Satan: No, the Lord makes those decisions by himself. However, the afterlife process is rigged. That much I can tell you. Many souls in the underworld are contesting their placement here. Fortunately, we have an abundance of lawyers in Hell to handle all the cases. We’ll see what happens.
Me: Earlier you said that Virgil is in Limbo. What is that?
Satan: It’s the circle for souls who didn’t accept Christ but were not sinful.
Me: Are they tortured?
Satan: Not really. There is just a presence of sadness and gloominess which they must endure. It’s like how Pittsburg Pirate fans feel every summer.
Me: That’s pretty rough. Do they ever get out of Limbo?
Satan: Not unless hell freezes over, which coincidently is when the Pirates will win the World Series.
Me: Anything else going on in the land of perpetual torment?
Satan: We have a big infrastructure project going on in Lust, the second circle of Hell. This is where we incarcerate the fornicators who were overwhelmed with lust during their lives.
We have just completed the Jeffrey Epstein wing and will soon start construction on the Harvey Weinstein building. We expect a continued surge in inmates here including many more politicians and entertainers.
Me: Is it sweltering in that circle?
Satan: Not like most other circles. It’s about as hot as St. Louis in August. So, the carnal malefactors don’t experience the intense torture as in other parts of Hades.

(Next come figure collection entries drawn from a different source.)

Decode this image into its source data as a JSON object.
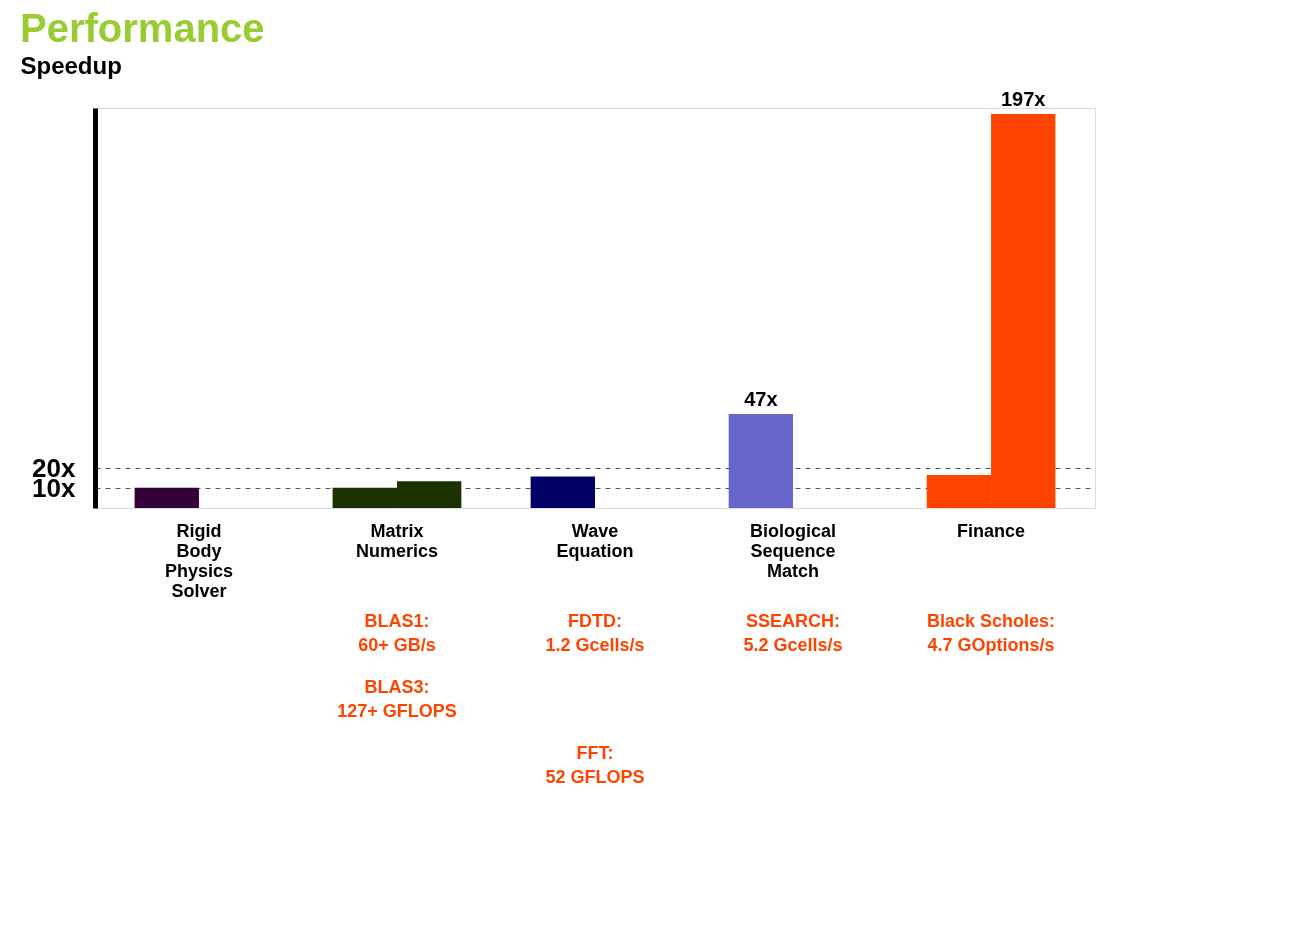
{
  "chart_data": {
    "type": "bar",
    "title": "Performance",
    "ylabel": "Speedup",
    "categories": [
      "Rigid Body Physics Solver",
      "Matrix Numerics",
      "Wave Equation",
      "Biological Sequence Match",
      "Finance"
    ],
    "series": [
      {
        "colors": [
          "#33003a",
          "#1a3300",
          "#000066",
          "#6666cc",
          "#ff4400"
        ],
        "values": [
          10.1,
          10.1,
          15.7,
          47,
          16.5
        ],
        "value_labels": [
          null,
          null,
          null,
          "47x",
          null
        ]
      },
      {
        "colors": [
          "#33003a",
          "#1a3300",
          "#000066",
          "#6666cc",
          "#ff4400"
        ],
        "values": [
          null,
          13.4,
          null,
          null,
          197
        ],
        "value_labels": [
          null,
          null,
          null,
          null,
          "197x"
        ]
      }
    ],
    "ylim": [
      0,
      200
    ],
    "yticks": [
      {
        "value": 10,
        "label": "10x"
      },
      {
        "value": 20,
        "label": "20x"
      }
    ],
    "grid": "y",
    "line_style": "dashed",
    "annotations": [
      "BLAS1: 60+ GB/s",
      "BLAS3: 127+ GFLOPS",
      "FDTD: 1.2 Gcells/s",
      "FFT: 52 GFLOPS",
      "SSEARCH: 5.2 Gcells/s",
      "Black Scholes: 4.7 GOptions/s"
    ]
  }
}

But for some reason we hear the most moans, groans and squeals emanating from there.
Me: Do they ever get out, like for good behavior?

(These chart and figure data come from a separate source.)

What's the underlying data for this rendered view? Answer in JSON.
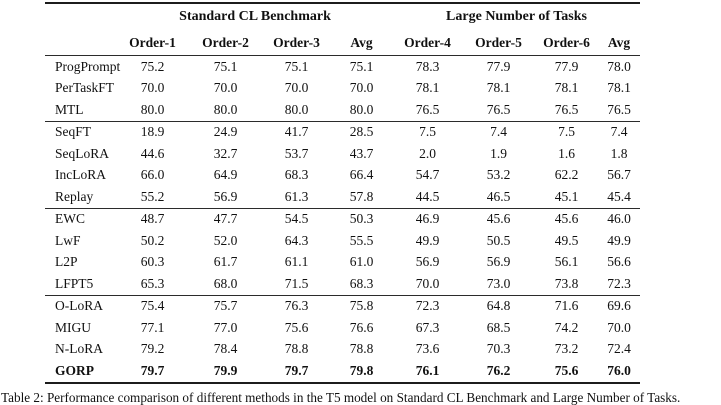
{
  "table": {
    "group_headers": [
      {
        "label": "Standard CL Benchmark"
      },
      {
        "label": "Large Number of Tasks"
      }
    ],
    "columns": [
      "",
      "Order-1",
      "Order-2",
      "Order-3",
      "Avg",
      "Order-4",
      "Order-5",
      "Order-6",
      "Avg"
    ],
    "sections": [
      {
        "rows": [
          {
            "method": "ProgPrompt",
            "bold": false,
            "values": [
              "75.2",
              "75.1",
              "75.1",
              "75.1",
              "78.3",
              "77.9",
              "77.9",
              "78.0"
            ]
          },
          {
            "method": "PerTaskFT",
            "bold": false,
            "values": [
              "70.0",
              "70.0",
              "70.0",
              "70.0",
              "78.1",
              "78.1",
              "78.1",
              "78.1"
            ]
          },
          {
            "method": "MTL",
            "bold": false,
            "values": [
              "80.0",
              "80.0",
              "80.0",
              "80.0",
              "76.5",
              "76.5",
              "76.5",
              "76.5"
            ]
          }
        ]
      },
      {
        "rows": [
          {
            "method": "SeqFT",
            "bold": false,
            "values": [
              "18.9",
              "24.9",
              "41.7",
              "28.5",
              "7.5",
              "7.4",
              "7.5",
              "7.4"
            ]
          },
          {
            "method": "SeqLoRA",
            "bold": false,
            "values": [
              "44.6",
              "32.7",
              "53.7",
              "43.7",
              "2.0",
              "1.9",
              "1.6",
              "1.8"
            ]
          },
          {
            "method": "IncLoRA",
            "bold": false,
            "values": [
              "66.0",
              "64.9",
              "68.3",
              "66.4",
              "54.7",
              "53.2",
              "62.2",
              "56.7"
            ]
          },
          {
            "method": "Replay",
            "bold": false,
            "values": [
              "55.2",
              "56.9",
              "61.3",
              "57.8",
              "44.5",
              "46.5",
              "45.1",
              "45.4"
            ]
          }
        ]
      },
      {
        "rows": [
          {
            "method": "EWC",
            "bold": false,
            "values": [
              "48.7",
              "47.7",
              "54.5",
              "50.3",
              "46.9",
              "45.6",
              "45.6",
              "46.0"
            ]
          },
          {
            "method": "LwF",
            "bold": false,
            "values": [
              "50.2",
              "52.0",
              "64.3",
              "55.5",
              "49.9",
              "50.5",
              "49.5",
              "49.9"
            ]
          },
          {
            "method": "L2P",
            "bold": false,
            "values": [
              "60.3",
              "61.7",
              "61.1",
              "61.0",
              "56.9",
              "56.9",
              "56.1",
              "56.6"
            ]
          },
          {
            "method": "LFPT5",
            "bold": false,
            "values": [
              "65.3",
              "68.0",
              "71.5",
              "68.3",
              "70.0",
              "73.0",
              "73.8",
              "72.3"
            ]
          }
        ]
      },
      {
        "rows": [
          {
            "method": "O-LoRA",
            "bold": false,
            "values": [
              "75.4",
              "75.7",
              "76.3",
              "75.8",
              "72.3",
              "64.8",
              "71.6",
              "69.6"
            ]
          },
          {
            "method": "MIGU",
            "bold": false,
            "values": [
              "77.1",
              "77.0",
              "75.6",
              "76.6",
              "67.3",
              "68.5",
              "74.2",
              "70.0"
            ]
          },
          {
            "method": "N-LoRA",
            "bold": false,
            "values": [
              "79.2",
              "78.4",
              "78.8",
              "78.8",
              "73.6",
              "70.3",
              "73.2",
              "72.4"
            ]
          },
          {
            "method": "GORP",
            "bold": true,
            "values": [
              "79.7",
              "79.9",
              "79.7",
              "79.8",
              "76.1",
              "76.2",
              "75.6",
              "76.0"
            ]
          }
        ]
      }
    ]
  },
  "caption": "Table 2: Performance comparison of different methods in the T5 model on Standard CL Benchmark and Large Number of Tasks."
}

Satan: No, however, many seem to think they will be leaving as we often hear them screaming, “Oh, God, I’m coming” but I assure you, they aren’t going anywhere. There are no happy endings for these unlucky souls who apparently got lucky a few times too many before they were sent here.
Me: Any other changes being planned?
Satan: Well, if we can get enough infrastructure funding, we will also expand the third circle which is where we house those guilty of gluttony. An increasing number of souls are being sent there. They just couldn’t refrain from going to the fast-food establishments and the all-you-can-eat buffets. And washing it all down with diet cokes doesn’t make it OK. Those people are YUGE. It’s unbelievable.
You don’t want to get stuck in a middle seat on the boat crossing the River Styx with these folks. That I can tell you.
Me: Any other news from the land of fire and brimstone?
Satan: We would also like to enlarge Wrath, the fifth circle. This is where we hold those that exhibited rage and fury during their lifetime. They are placed here where they struggle and fight with each other for eternity.
Me: That sounds like what goes on in Washington D.C.
Satan: Yes, I think a lot of American politicians will feel right at home in this circle.
Me: Well, thanks for the update. I can see you and your demons are very busy.
So, there you have it, straight from the Devil himself. There is a hell of a lot going on in Hell these days.